Here is the .gitlab-ci.yml
:
variables:
DOCKER_DRIVER: overlay2
pre-calibration:
script:
- pwd
- df -h
- ls -al /ramdisk
- time dd if=/dev/zero of=/ramdisk/1G.dat bs=1G count=1 oflag=dsync
- time cp /ramdisk/1G.dat /ramdisk/1G_copy.dat
tags:
- pre-calibration
Below you can see in the job ouptput that the write speed from /dev/zero
to /ramdisk
, which is also shown as a tmpfs
mount and also from /ramdisk
to /ramdisk
via cp
is around 60MB/s which is more or less the hard disk drive speed, nothing close to what the RAM would do.
$ pwd
/builds/tgal/pre-calibration-runner
$ df -h
Filesystem Size Used Avail Use% Mounted on
overlay 394G 301G 76G 80% /
tmpfs 64M 0 64M 0% /dev
tmpfs 252G 0 252G 0% /sys/fs/cgroup
shm 64M 0 64M 0% /dev/shm
/dev/mapper/ubuntu--vg-ubuntu--lv 394G 301G 76G 80% /builds
tmpfs 252G 0 252G 0% /ramdisk
tmpfs 51G 3.5M 51G 1% /run/docker.sock
$ ls -al /ramdisk
total 4
drwxrwxrwt 2 root root 40 Feb 27 12:41 .
drwxr-xr-x 1 root root 4096 Feb 27 12:41 ..
$ time dd if=/dev/zero of=/ramdisk/1G.dat bs=1G count=1 oflag=dsync
1+0 records in
1+0 records out
1073741824 bytes (1.1 GB) copied, 17.512 s, 61.3 MB/s
real 0m17.559s
user 0m0.000s
sys 0m8.726s
$ time cp /ramdisk/1G.dat /ramdisk/1G_copy.dat
real 0m16.593s
user 0m0.021s
sys 0m7.147s
Cleaning up project directory and file based variables
00:01
Job succeeded
writing smaller files is faster, but it’s still five times slower than outside of the Docker context. Is this a Docker issue?
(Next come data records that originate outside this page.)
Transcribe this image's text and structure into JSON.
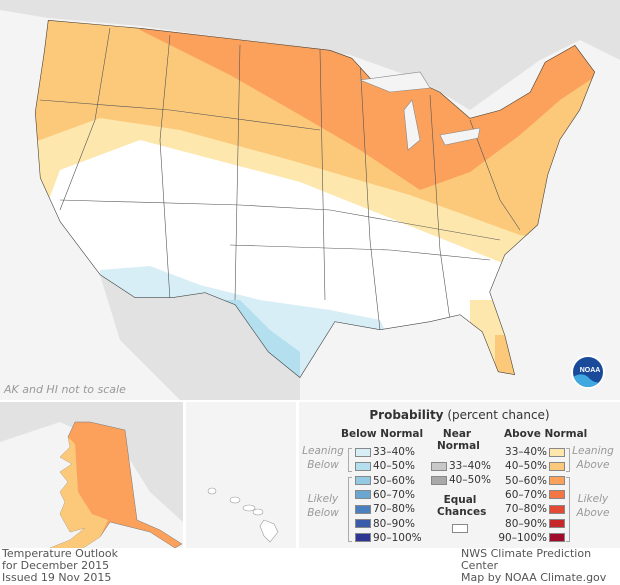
{
  "map": {
    "scale_note": "AK and HI not to scale",
    "logo": "NOAA"
  },
  "legend": {
    "title_bold": "Probability",
    "title_rest": " (percent chance)",
    "below_header": "Below Normal",
    "near_header": "Near Normal",
    "above_header": "Above Normal",
    "leaning_below": "Leaning Below",
    "likely_below": "Likely Below",
    "leaning_above": "Leaning Above",
    "likely_above": "Likely Above",
    "equal_chances": "Equal Chances",
    "below": [
      {
        "label": "33–40%",
        "color": "#d7eef6"
      },
      {
        "label": "40–50%",
        "color": "#b3dfee"
      },
      {
        "label": "50–60%",
        "color": "#93c9e3"
      },
      {
        "label": "60–70%",
        "color": "#6aa6d2"
      },
      {
        "label": "70–80%",
        "color": "#4a80c0"
      },
      {
        "label": "80–90%",
        "color": "#3a5aaa"
      },
      {
        "label": "90–100%",
        "color": "#2e3592"
      }
    ],
    "near": [
      {
        "label": "33–40%",
        "color": "#c8c8c8"
      },
      {
        "label": "40–50%",
        "color": "#a8a8a8"
      }
    ],
    "above": [
      {
        "label": "33–40%",
        "color": "#fde7ad"
      },
      {
        "label": "40–50%",
        "color": "#fcc97a"
      },
      {
        "label": "50–60%",
        "color": "#fba15c"
      },
      {
        "label": "60–70%",
        "color": "#f57645"
      },
      {
        "label": "70–80%",
        "color": "#e34a35"
      },
      {
        "label": "80–90%",
        "color": "#c8272a"
      },
      {
        "label": "90–100%",
        "color": "#a20a2a"
      }
    ]
  },
  "footer": {
    "left": "Temperature Outlook\nfor December 2015\nIssued 19 Nov 2015",
    "right": "NWS Climate Prediction Center\nMap by NOAA Climate.gov"
  }
}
This is what I get on the machine itself (no Docker):
# dd if=/dev/zero of=/ramdisk/test.img bs=1M count=4096
4096+0 records in
4096+0 records out
4294967296 bytes (4.3 GB, 4.0 GiB) copied, 1.90168 s, 2.3 GB/s
and here within the CI:
$ time dd if=/dev/zero of=/ramdisk/test.img bs=1M count=4096
76real 0m16.376s
77user 0m0.017s
78sys 0m7.580s
794096+0 records in
804096+0 records out
814294967296 bytes (4.3 GB) copied, 9.17098 s, 468 MB/s
I thought it might be a Docker issue but spinning up a container with /ramdisk
(tmpfs) mounted shows that the speed is fine:
root:/ramdisk# docker run -v /ramdisk:/ramdisk -it debian:buster
Unable to find image 'debian:buster' locally
buster: Pulling from library/debian
b2404786f3fe: Pull complete
Digest: sha256:233c3bbc892229c82da7231980d50adceba4db56a08c0b7053a4852782703459
Status: Downloaded newer image for debian:buster
root@90833333ba7f:/# time dd if=/dev/zero of=/ramdisk/test.img bs=1M count=4096
4096+0 records in
4096+0 records out
4294967296 bytes (4.3 GB, 4.0 GiB) copied, 2.03867 s, 2.1 GB/s
real 0m2.543s
user 0m0.000s
sys 0m2.539s
root@90833333ba7f:/# time dd if=/dev/zero of=/ramdisk/1G.dat bs=1G count=1 oflag=dsync
1+0 records in
1+0 records out
1073741824 bytes (1.1 GB, 1.0 GiB) copied, 1.21548 s, 883 MB/s
Has anyone any idea what’s going on? As far as I understood, the GitLab runner does more or less the same as I did in the last example so I don’t understand why there is such a huge difference in performance.
Can anyone who has successfully set up a tmpfs-speed-up check if they get better numbers?